İki satırla yerküreyi sarsan kadın: Nilgün Marmara
09:35
JINHA
HABER MERKEZİ - Doğumu 13 Şubat’tı Nilgün Marmara’nın. Peki ya ölümü? Nilgün yaraları kadınların dünyasında çok tanıdıktı elbet ama hepimizin depreminden korktuğu gerçekliği iki satırla yerküreye kazıyacak kadar derindi.
1958 yılında geldiği dünyadan kendini ait hissetmeyerek göçtüğünde, arkasında “daktiloya çekilmiş şiirler” bırakmıştı. Kütüphanesi büyük bir evden, Boğaziçi Üniversitesi İngiliz Dili ve Edebiyatı Bölümü'nün arka sıralarında devam eden hayatında, en arka sıralarda hep tek başına ve sessizce hayatı izlemişti. “Dünyaya yaralı” çocuk. Kaçtığı ve sustuğu hemen her şey, Nilgün’ün baktığı arka bahçeleri söylüyordu.
Nilgün yaraları kadınların dünyasında çok tanıdıktı elbet ama hepimizin depreminden korktuğu gerçekliği iki satırla yerküreye kazıyacak kadar derindi.
“Ben babamın yuvarladığı
çığın altında kaldım.”
En derin yaralarını kendisinin açtığını söyleyen Nilgün’ün çıkmazları, üzerine yüklenmiş olan kimliklerin, sınırların, isimlerin, soyların, evlerin yırtılamazlığındandı sanki. “Ülkem yok, cinsim yok, soyum yok, ırkım yok; ve bunlara mal ettirici biricik güç, inancım yok.” Gücü itecek bir güç bile yok.
“Ey iki adımlık yer küre,
Senin bütün arka bahçelerini gördüm ben.”
Nilgün’ün arka bahçeye saklandığı her an yazdığı ama sakladığı söylenir. Fakat onun asıl arka bahçesi bir başka kadında; Sylvia Plath’ta gizlidir. Üniversite bitirme tezini Sylvia üzerine hazırladı. Sylvia’nın yaşamı, düşünceleri, özellikle bireyin yalnızlığına bakışı onu derinden sarstı. Üniversite bitirme tezi olarak başladığı hikaye, hayatı bitirme tezine doğru hızla ilerledi…

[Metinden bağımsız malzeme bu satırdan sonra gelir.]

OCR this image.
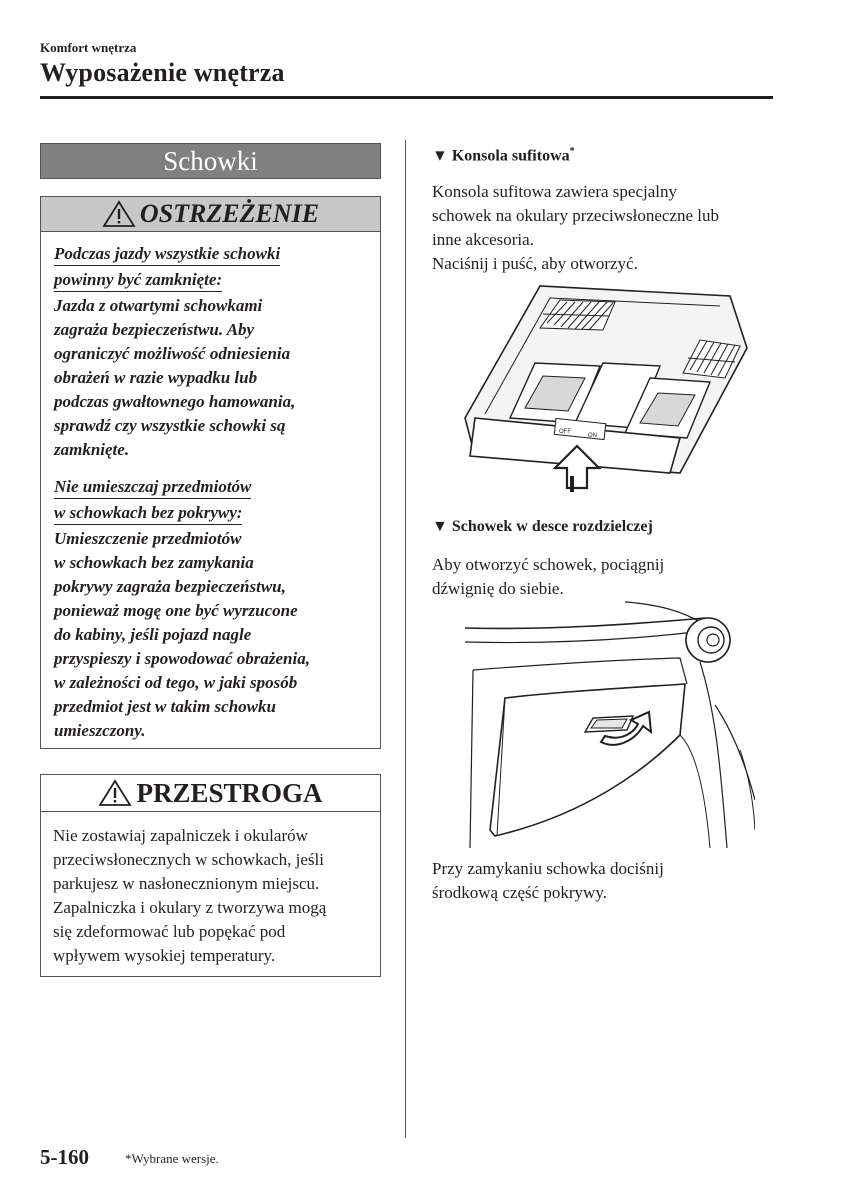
Komfort wnętrza
Wyposażenie wnętrza
Schowki
OSTRZEŻENIE
Podczas jazdy wszystkie schowki
powinny być zamknięte:
Jazda z otwartymi schowkami
zagraża bezpieczeństwu. Aby
ograniczyć możliwość odniesienia
obrażeń w razie wypadku lub
podczas gwałtownego hamowania,
sprawdź czy wszystkie schowki są
zamknięte.
Nie umieszczaj przedmiotów
w schowkach bez pokrywy:
Umieszczenie przedmiotów
w schowkach bez zamykania
pokrywy zagraża bezpieczeństwu,
ponieważ mogę one być wyrzucone
do kabiny, jeśli pojazd nagle
przyspieszy i spowodować obrażenia,
w zależności od tego, w jaki sposób
przedmiot jest w takim schowku
umieszczony.
PRZESTROGA
Nie zostawiaj zapalniczek i okularów
przeciwsłonecznych w schowkach, jeśli
parkujesz w nasłonecznionym miejscu.
Zapalniczka i okulary z tworzywa mogą
się zdeformować lub popękać pod
wpływem wysokiej temperatury.
▼ Konsola sufitowa*
Konsola sufitowa zawiera specjalny
schowek na okulary przeciwsłoneczne lub
inne akcesoria.
Naciśnij i puść, aby otworzyć.
OFF
ON
▼ Schowek w desce rozdzielczej
Aby otworzyć schowek, pociągnij
dźwignię do siebie.
Przy zamykaniu schowka dociśnij
środkową część pokrywy.
5-160	*Wybrane wersje.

Biri 30 yaşında, biri 29 yaşında yaşamlarına son veren iki şair kadın. Hayatı ve ölümü Sylvia’nınkine benzetildi. “Sylvia Plath’ın Şairliğinin İntiharı Bağlamında Analizi” isimli tezi hayatından geriye kalan sayılı eserlerden biri. O tezde şöyle diyor:
“Plath’ın narin, incinebilir ruhani varlığı ve her şeyin sürekli kirlenişinin iç karartıcı bir şekilde farkında oluşu, onu ölüme sürüklemiştir. Kadınların toplumsal bir hastalığın sonucu olan perişanlığının kurbanı olmuştur. Karmaşık düşünce yapısının yol açtığı gerilimin niteliği çözümsüzlük doğururken, yaşamının gerilimi sonsuza akar… Şiirlerini köşkünün tamiratı sırasında konan tuğlalar, intiharınıysa tam bir başarısızlık olan bu evin tamamen yıkılması olarak görebiliriz…”
“Çocukluğun kendini saf bir biçimde akışa bırakması ne güzeldi. Yiten bu işte” diyen Nilgün, 87 yılının 13 Ekim’inde yaşamına son verdi. Ece Ayhan onu, “büyük kanatları yüzünden uçamayan albatros” deniz kuşuna benzetmişti.
Geriye iki not bıraktı Nilgün. Biri daktiloya çekilmiş şiirlerinin bastırılmasıydı, bir diğeri ise belki de tüm şair kadınlardan mirastı.
“Kuşlara iyi bakın.”
Nilgün Marmara kimdir?
1958 yılında İstanbul'da doğan Nilgün, ortaokul ve liseyi Kadıköy Maarif Koleji ve Anadolu Lisesi'nde bitirdi. Boğaziçi Üniversitesi İngiliz Dili ve Edebiyatı Bölümü'nü okudu. Şair Sylvia Plath üzerine incelemeler yaptı. Onun hayata bakış tarzından ve düşüncelerinden etkilendi. Çeşitli dergilerde şiirleri yayımlandı. 13 Ekim 1987'de 29 yaşındayken yaşamına son verdi.
“Daktiloya Çekilmiş Şiirler” ve “Metinler” ile şiirleri, “Kırmızı Kahverengi Defter” ile günlüğü ve “Sylvia Plath'ın Şairliğinin İntiharı Bağlamında Analizi” ile incelemesi bulunuyor.